In an action to recover damages for negligence in the procurement of insurance coverage and breach of contract, the defendant appeals, as limited by its brief, from so much of an. order of the Supreme Court, Suffolk County (Costello, J.), dated September 25, 2009, as denied its motion for summary judgment dismissing the complaint.
Ordered that the order is affirmed insofar as appealed from, without costs or disbursements.

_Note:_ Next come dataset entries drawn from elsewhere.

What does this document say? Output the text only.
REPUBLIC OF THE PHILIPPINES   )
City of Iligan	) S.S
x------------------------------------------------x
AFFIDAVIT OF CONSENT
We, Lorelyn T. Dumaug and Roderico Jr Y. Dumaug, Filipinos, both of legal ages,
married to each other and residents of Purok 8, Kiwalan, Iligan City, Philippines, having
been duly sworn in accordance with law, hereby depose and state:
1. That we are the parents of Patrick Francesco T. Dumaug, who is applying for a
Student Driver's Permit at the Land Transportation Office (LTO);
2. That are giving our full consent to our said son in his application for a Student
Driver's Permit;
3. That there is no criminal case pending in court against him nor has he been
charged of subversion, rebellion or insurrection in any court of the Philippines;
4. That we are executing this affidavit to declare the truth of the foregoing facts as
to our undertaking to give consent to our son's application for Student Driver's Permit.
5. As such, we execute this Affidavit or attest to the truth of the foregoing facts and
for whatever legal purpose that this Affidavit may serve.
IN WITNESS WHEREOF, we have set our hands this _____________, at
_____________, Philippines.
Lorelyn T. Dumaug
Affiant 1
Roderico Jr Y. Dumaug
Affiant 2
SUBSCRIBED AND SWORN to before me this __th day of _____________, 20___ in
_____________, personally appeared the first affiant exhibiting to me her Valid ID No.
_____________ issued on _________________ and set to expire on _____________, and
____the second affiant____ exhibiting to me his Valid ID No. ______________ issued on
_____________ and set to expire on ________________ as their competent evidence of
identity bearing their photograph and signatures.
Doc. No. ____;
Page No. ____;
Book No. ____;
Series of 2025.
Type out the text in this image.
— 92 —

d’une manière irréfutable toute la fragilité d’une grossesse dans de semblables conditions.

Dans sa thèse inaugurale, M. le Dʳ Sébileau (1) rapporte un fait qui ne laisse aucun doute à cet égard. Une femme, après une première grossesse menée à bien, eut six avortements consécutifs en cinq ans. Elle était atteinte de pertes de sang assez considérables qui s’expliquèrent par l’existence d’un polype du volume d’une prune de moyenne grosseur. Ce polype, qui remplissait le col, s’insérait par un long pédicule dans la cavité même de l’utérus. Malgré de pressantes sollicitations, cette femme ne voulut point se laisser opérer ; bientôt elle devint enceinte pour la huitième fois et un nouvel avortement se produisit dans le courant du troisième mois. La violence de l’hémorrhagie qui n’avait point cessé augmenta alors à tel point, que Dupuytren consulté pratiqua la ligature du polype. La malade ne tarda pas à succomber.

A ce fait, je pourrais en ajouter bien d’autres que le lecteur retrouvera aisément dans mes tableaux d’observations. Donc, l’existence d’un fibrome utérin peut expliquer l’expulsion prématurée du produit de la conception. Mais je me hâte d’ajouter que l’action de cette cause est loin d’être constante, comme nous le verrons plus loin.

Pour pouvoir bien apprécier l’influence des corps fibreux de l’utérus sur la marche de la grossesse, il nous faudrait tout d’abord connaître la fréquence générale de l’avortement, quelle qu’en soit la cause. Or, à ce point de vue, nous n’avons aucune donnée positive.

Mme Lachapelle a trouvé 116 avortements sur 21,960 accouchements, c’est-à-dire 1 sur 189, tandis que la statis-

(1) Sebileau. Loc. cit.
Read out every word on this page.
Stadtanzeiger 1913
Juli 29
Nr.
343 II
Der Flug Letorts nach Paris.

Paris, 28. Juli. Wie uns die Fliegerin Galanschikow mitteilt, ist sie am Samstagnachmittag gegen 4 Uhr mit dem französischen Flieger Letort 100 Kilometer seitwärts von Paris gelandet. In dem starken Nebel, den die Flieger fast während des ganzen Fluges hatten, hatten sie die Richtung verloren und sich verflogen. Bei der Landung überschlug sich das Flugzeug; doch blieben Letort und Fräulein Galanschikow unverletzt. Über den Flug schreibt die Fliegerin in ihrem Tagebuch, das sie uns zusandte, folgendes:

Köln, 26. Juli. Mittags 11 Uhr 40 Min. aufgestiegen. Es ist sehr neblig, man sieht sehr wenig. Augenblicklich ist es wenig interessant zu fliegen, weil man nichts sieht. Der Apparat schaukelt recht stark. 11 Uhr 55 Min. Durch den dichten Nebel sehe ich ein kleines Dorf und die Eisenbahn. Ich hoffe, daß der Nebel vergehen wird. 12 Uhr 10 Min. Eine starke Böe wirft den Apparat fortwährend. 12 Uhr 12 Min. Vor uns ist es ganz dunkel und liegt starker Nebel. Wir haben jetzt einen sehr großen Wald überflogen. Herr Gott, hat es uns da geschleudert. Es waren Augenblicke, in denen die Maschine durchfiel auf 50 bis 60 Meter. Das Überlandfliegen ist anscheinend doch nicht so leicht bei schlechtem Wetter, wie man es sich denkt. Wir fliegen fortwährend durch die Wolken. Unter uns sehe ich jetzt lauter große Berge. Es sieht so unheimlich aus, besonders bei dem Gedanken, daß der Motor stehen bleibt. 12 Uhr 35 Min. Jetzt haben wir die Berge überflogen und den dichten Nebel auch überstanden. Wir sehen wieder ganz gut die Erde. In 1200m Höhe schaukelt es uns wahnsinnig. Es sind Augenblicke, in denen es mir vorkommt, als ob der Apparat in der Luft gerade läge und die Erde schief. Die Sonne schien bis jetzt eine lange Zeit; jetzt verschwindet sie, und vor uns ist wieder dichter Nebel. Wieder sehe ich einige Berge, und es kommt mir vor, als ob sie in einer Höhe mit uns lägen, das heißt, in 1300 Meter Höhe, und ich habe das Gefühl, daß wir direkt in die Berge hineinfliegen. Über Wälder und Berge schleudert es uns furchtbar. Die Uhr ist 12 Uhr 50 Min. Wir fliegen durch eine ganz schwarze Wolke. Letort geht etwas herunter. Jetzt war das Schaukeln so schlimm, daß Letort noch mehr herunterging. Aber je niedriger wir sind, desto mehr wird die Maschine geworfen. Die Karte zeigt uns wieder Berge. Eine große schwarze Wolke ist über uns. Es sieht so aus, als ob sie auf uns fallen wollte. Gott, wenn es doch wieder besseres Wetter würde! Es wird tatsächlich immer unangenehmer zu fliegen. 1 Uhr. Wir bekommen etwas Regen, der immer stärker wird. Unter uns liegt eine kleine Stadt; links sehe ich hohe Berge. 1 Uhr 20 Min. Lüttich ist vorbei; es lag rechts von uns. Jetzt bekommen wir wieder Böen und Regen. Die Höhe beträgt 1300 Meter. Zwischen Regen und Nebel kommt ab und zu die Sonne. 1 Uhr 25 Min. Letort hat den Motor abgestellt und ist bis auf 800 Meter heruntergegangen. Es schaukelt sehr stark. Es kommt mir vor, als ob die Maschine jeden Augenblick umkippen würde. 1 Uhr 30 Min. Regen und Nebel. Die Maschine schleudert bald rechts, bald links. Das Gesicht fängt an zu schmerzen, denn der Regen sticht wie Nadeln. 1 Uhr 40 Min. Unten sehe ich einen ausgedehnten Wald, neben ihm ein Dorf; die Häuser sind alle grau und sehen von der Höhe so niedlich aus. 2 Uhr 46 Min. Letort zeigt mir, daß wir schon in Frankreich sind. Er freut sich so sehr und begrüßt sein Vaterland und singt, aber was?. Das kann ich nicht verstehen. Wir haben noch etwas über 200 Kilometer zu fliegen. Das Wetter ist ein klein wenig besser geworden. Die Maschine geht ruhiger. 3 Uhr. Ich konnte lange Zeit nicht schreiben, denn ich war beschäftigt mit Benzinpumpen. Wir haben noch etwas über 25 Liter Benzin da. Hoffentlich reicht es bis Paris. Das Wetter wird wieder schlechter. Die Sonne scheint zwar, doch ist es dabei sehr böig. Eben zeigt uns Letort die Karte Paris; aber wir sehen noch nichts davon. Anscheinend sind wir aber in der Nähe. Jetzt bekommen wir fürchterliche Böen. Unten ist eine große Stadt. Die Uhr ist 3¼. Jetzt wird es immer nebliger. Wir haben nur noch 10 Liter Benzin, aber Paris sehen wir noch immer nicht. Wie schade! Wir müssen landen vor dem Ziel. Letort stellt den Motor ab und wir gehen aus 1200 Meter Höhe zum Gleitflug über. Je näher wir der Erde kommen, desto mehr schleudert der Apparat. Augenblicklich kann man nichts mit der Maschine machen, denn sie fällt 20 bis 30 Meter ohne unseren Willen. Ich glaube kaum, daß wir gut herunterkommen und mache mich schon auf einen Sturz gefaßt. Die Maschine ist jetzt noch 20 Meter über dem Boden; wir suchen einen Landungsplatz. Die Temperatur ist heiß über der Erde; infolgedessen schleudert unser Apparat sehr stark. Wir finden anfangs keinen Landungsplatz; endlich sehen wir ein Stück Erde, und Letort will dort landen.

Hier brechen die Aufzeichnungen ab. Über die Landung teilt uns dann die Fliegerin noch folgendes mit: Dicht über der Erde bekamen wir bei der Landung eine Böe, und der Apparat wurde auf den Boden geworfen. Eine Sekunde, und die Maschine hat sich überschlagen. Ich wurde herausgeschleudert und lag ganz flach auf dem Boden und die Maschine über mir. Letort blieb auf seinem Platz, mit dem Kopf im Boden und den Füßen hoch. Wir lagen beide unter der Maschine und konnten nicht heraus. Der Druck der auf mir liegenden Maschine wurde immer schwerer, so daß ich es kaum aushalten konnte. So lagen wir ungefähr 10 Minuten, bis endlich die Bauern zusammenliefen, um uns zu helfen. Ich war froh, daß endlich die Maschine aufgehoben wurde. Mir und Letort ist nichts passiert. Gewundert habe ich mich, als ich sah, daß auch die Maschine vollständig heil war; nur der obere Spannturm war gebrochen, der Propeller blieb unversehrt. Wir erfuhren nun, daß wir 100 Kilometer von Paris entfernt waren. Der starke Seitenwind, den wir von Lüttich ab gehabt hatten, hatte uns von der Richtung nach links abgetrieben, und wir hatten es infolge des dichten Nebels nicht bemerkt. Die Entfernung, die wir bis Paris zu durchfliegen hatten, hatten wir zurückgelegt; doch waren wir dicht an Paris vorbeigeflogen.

An insurance agent or broker may be held liable under theories of breach of contract or negligence for failing to procure insurance (see Bedessee Imports, Inc. v Cook, Hall & Hyde, Inc., 45 AD3d 792, 793 [2007]; Mickey’s Rides-N-More, Inc. v Anthony Viscuso Brokerage, Inc., 17 AD3d 328, 329 [2005]; see also Katz v Tower Ins. Co. of N.Y., 34 AD3d 432 [2006]). An insured must show that the agent or broker failed to discharge the duties imposed by the agreement to obtain insurance, either by proof that it breached the agreement or because it failed to exercise due care in the transaction (see Bedessee Imports, Inc. v Cook, Hall & Hyde, Inc., 45 AD3d at 793-794; Mickey’s Rides-N-More, *1151Inc. v Anthony Viscuso Brokerage, Inc., 17 AD3d at 329; Reilly v Progressive Ins. Co., 288 AD2d 365, 365-366 [2001]). Liability is “limited to that which would have been borne by the insurer had the policy been in force” (Structural Bldg. Prods. Corp. v Business Ins. Agency, 281 AD2d 617, 620 [2001], quoting American Motorists Ins. Co. v Salvatore, 102 AD2d 342, 346 [1984]).
Here, the defendant, A.C. Edwards, Inc., failed to meet its prima facie burden of demonstrating its entitlement to judgment as a matter of law. Accordingly, the Supreme Court properly denied the motion for summary judgment dismissing the complaint (see Alvarez v Prospect Hosp., 68 NY2d 320 [1986]; Zuckerman v City of New York, 49 NY2d 557 [1980]). Mastro, J.P., Florio, Belen and Roman, JJ., concur.